Mme Aylard : Nous avons différentes façons d'établir des priorités de recherche selon le genre de financement appliqué. Lorsque nous utilisons nos propres fonds, ceux du ministère, nous pouvons établir les priorités de recherche et mettre l'accent sur une de nos priorités parmi les sept que nous avons au sein du ministère et nous avons notre mot à dire sur la façon dont l'argent sera dépensé. Dans d'autres cas, le financement de la recherche est plutôt axé sur les priorités de l'industrie. J'ai mentionné le programme des grappes et celui du DPAI, par exemple, qui sont des programmes fondés sur des propositions. Donc, l'industrie travaille dans le but d'établir un programme de recherche qui répond à ses besoins. Ensuite, elle essaie de mener à bien ces priorités et les dépenses comprennent de la recherche qui sera faite au sein du ministère.

En outre, dans le programme actuel Cultivons l'avenir, par exemple, nous avons établi plusieurs priorités pour les domaines de recherche dont nous avons parlé aujourd'hui, tels que la recherche sur les maladies, sur la santé des animaux et des plantes, qui sont déterminés par le gouvernement. Il y a une combinaison de tout cela. Pour ce qui est de la question du pourcentage, je vais demander à M. Saindon de répondre.

M. Saindon : Quand il s'agit de pourcentage, c'est toujours difficile parce que le financement dirigé par l'industrie couvre principalement les coûts de fonctionnement. Les salaires de nos employés sont toujours payés par le gouvernement. La composante liée à notre programme d'innovation, qui est surtout dirigé par l'industrie qui travaille en partenariat avec nous et d'autres organismes, constitue environ un quart de l'argent fourni à nos scientifiques.

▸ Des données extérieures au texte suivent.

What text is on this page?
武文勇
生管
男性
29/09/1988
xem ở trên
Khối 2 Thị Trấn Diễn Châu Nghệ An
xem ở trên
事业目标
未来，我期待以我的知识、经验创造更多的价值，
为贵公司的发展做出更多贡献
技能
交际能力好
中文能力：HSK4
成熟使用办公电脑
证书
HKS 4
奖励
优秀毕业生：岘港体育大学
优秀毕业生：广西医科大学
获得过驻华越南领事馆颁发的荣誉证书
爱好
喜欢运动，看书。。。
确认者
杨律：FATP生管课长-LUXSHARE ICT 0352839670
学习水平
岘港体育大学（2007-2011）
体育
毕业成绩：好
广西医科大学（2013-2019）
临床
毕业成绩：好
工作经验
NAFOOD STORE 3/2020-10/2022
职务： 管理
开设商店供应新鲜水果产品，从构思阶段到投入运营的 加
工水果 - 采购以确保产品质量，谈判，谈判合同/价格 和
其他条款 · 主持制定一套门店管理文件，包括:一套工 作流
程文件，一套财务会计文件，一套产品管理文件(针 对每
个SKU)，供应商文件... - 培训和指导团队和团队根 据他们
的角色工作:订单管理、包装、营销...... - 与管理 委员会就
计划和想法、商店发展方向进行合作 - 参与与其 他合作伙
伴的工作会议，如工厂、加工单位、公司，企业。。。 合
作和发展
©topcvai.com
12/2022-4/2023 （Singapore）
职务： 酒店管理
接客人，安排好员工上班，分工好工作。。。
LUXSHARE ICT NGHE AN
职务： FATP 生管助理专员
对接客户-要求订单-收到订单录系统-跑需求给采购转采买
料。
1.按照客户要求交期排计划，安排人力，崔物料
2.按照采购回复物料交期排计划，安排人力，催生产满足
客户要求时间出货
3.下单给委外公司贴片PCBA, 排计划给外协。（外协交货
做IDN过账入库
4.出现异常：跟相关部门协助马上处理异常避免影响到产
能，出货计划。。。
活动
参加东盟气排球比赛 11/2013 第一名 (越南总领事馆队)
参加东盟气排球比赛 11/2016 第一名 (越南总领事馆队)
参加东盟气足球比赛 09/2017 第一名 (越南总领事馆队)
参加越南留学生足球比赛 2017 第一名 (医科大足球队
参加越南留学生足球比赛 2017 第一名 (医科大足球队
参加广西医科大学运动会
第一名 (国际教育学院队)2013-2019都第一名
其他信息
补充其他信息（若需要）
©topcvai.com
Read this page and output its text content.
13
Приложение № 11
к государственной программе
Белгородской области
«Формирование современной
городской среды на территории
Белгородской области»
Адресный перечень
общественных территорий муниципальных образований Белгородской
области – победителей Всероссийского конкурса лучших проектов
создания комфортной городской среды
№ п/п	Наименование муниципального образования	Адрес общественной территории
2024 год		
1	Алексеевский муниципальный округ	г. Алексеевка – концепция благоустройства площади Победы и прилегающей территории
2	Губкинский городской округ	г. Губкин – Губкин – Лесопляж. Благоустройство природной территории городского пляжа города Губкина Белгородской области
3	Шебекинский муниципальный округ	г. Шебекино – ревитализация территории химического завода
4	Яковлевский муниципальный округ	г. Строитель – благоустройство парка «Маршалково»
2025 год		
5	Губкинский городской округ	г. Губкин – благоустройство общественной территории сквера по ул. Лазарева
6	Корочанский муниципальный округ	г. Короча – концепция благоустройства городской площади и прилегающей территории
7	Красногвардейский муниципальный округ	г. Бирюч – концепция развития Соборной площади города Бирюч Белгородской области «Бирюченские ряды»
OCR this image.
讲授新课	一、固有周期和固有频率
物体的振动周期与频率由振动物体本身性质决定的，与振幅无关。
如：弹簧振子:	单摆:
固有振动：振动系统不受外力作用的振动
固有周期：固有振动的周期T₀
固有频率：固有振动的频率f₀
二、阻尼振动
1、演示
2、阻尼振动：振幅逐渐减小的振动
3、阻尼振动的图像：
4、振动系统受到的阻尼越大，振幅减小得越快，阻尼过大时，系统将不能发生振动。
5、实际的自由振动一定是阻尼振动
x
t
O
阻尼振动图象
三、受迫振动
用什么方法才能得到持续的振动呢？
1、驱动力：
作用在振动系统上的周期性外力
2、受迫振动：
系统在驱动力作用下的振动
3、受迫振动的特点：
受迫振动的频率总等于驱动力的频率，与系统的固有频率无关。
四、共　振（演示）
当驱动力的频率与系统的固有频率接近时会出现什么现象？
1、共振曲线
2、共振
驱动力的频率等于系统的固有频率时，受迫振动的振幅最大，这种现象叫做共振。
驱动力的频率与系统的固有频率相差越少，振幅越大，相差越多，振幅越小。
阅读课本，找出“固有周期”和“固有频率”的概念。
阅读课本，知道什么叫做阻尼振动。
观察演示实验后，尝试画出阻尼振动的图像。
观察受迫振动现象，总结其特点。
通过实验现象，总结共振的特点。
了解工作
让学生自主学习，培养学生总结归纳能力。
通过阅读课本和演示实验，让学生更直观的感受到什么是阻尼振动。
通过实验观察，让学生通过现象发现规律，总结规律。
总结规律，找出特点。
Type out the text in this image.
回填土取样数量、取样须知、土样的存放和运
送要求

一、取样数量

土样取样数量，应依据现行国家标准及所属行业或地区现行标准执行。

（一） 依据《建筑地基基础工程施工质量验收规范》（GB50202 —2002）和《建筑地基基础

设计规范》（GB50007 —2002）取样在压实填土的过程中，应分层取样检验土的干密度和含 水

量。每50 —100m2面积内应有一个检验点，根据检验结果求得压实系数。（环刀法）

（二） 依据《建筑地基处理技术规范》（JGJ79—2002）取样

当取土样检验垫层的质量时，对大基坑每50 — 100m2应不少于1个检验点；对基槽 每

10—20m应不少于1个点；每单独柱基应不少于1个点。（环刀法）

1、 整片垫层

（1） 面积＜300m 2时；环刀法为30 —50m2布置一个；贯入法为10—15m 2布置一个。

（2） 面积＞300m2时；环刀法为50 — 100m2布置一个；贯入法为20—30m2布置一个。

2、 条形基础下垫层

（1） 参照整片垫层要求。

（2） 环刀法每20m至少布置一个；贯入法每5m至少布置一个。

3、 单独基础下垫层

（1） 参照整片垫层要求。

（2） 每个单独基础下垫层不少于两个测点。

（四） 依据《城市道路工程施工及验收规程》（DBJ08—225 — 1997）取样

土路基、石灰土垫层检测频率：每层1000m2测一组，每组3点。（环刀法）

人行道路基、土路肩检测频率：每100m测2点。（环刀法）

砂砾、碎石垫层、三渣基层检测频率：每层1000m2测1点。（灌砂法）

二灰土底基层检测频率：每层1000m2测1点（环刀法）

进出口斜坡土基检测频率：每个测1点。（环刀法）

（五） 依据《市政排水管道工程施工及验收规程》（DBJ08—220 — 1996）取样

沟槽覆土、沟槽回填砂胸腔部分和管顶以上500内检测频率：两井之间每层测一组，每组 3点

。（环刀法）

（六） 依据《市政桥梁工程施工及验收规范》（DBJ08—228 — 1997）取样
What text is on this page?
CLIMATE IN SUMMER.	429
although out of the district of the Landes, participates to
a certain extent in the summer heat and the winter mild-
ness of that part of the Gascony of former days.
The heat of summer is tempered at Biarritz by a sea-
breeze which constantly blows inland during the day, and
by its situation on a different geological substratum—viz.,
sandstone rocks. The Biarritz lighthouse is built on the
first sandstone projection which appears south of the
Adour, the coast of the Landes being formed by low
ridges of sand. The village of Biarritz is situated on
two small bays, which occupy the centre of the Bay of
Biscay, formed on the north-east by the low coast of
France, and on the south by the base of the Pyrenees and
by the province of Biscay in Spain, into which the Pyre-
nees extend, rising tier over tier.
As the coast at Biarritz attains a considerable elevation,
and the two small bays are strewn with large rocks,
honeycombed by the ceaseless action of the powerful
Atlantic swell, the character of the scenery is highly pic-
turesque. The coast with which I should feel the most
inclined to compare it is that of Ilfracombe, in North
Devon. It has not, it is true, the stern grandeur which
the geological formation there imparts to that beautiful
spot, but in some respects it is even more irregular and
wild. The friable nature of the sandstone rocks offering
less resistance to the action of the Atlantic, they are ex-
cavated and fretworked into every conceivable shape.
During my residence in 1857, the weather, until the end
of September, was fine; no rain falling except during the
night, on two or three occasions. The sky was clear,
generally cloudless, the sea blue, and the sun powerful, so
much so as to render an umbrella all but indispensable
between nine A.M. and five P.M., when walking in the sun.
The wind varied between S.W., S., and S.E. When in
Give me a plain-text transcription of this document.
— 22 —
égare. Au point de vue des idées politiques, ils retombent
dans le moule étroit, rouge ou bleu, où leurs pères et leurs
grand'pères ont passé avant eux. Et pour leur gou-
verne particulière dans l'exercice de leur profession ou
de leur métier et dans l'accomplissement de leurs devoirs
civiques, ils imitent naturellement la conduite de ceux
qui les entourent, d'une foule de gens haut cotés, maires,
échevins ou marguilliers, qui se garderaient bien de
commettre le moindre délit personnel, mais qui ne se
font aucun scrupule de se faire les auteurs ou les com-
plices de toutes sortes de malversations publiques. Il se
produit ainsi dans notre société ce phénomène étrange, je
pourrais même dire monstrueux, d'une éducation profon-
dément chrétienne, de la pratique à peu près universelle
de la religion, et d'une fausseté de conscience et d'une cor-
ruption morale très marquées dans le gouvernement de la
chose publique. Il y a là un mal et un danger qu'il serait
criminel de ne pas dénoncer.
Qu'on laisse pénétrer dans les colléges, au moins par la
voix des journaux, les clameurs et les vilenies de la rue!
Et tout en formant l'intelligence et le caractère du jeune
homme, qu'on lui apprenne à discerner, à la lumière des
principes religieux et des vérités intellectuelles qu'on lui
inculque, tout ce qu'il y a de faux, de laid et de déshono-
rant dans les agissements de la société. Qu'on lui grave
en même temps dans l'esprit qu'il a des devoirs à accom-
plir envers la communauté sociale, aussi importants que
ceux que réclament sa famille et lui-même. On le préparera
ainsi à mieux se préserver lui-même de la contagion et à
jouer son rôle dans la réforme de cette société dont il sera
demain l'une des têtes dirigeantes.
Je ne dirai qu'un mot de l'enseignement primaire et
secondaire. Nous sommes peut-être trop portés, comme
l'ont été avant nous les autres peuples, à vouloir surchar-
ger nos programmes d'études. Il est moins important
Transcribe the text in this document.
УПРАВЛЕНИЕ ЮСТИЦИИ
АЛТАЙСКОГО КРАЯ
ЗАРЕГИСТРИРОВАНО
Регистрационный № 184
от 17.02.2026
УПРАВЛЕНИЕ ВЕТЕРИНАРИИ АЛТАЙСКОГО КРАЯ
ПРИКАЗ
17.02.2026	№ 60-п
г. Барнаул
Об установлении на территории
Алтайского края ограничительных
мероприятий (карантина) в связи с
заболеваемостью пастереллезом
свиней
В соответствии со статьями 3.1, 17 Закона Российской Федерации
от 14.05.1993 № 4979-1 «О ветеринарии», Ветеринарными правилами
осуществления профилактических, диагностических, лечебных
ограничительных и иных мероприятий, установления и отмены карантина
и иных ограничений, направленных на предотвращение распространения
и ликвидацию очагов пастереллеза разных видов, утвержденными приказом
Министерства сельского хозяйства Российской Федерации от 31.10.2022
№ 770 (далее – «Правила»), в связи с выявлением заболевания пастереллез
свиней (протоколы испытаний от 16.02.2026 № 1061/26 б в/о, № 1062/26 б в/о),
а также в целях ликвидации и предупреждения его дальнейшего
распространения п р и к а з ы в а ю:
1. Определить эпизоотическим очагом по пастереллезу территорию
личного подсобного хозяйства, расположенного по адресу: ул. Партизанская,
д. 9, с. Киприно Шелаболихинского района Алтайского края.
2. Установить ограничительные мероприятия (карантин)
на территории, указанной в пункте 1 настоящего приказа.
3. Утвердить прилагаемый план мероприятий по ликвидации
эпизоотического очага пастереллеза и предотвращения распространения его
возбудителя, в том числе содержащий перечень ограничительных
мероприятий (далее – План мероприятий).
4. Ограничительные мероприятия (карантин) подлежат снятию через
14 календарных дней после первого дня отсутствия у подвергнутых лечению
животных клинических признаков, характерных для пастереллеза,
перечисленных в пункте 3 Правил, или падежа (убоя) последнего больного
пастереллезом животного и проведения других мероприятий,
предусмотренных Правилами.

Mais, comme je l'ai mentionné, cela n'inclut pas les salaires. Si on doit inclure les salaires, le pourcentage serait beaucoup moindre. Nous recevons une combinaison d'argent de leur part ainsi que de l'argent que nous mettons sur la table qui fait partie des arrangements que nous avons avec l'industrie. L'industrie, dans ce cas-ci, ce sont les organismes de producteurs, qui constituent une grande proportion, de même que l'industrie à but lucratif.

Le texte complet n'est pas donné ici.